Balanced chemical equations are fundamental in representing chemical reactions accurately. They ensure that all atoms present in the reactants are accounted for in the products, illustrating the conservation of mass.
For Bronsted-Lowry acids dissociating in water, balanced equations show the acid transferring a proton to water, forming hydronium ions. Take benzoic acid (\( C_6H_5COOH \)) as an example. Its balanced dissociation equation is:
\[ C_6H_5COOH + H_2O \rightleftharpoons H_3O^+ + C_6H_5COO^- \] The equation is balanced because it shows one molecule of benzoic acid dissociating to produce one hydronium ion and one benzoate ion.
Writing balanced equations involves:

• Identifying reactants and products
• Ensuring equal numbers of each type of atom on both sides
• Double-checking the charges to confirm electrical neutrality on both sides

This process provides a clear and accurate picture of the chemical changes occurring during the reaction.

hydronium ions

Hydronium ions (\( H_3O^+ \)) play a crucial role in acid-base chemistry. When an acid dissolves in water, it donates a proton (\( H^+ \)) to a water molecule, forming \( H_3O^+ \).

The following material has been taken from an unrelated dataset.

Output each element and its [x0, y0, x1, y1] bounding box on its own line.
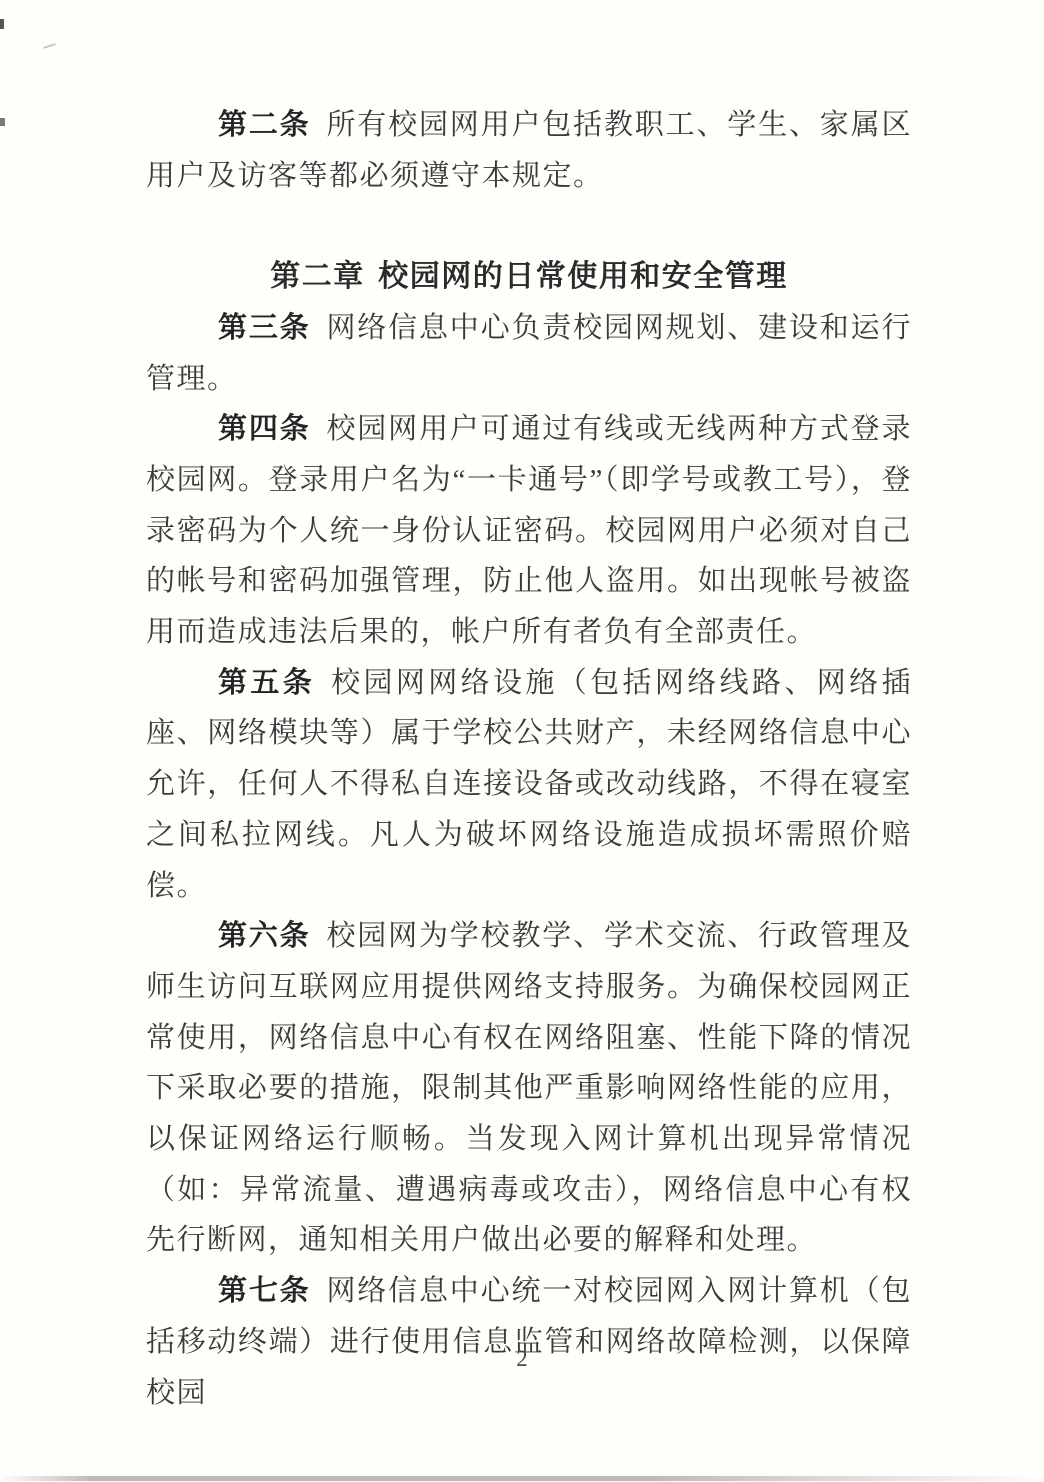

This ion is central to defining the acidity of a solution.
For instance, when nitrous acid (\( HNO_2 \)) dissociates in water, it forms hydronium ions and nitrite ions:
\[ HNO_2 + H_2O \rightleftharpoons H_3O^+ + NO_2^- \] Hydronium ions are crucial because they directly relate to the pH of a solution. pH is a measure of the concentration of \( H_3O^+ \), where:
\[ \text{pH} = -\text{log}[H_3O^+] \] Thus, a higher concentration of hydronium ions means a lower pH, indicating a more acidic solution.
Understanding the role of \( H_3O^+ \) helps in predicting the behavior of acids and their strength in various solutions. Their formation and concentration are pivotal in numerous chemical reactions and processes.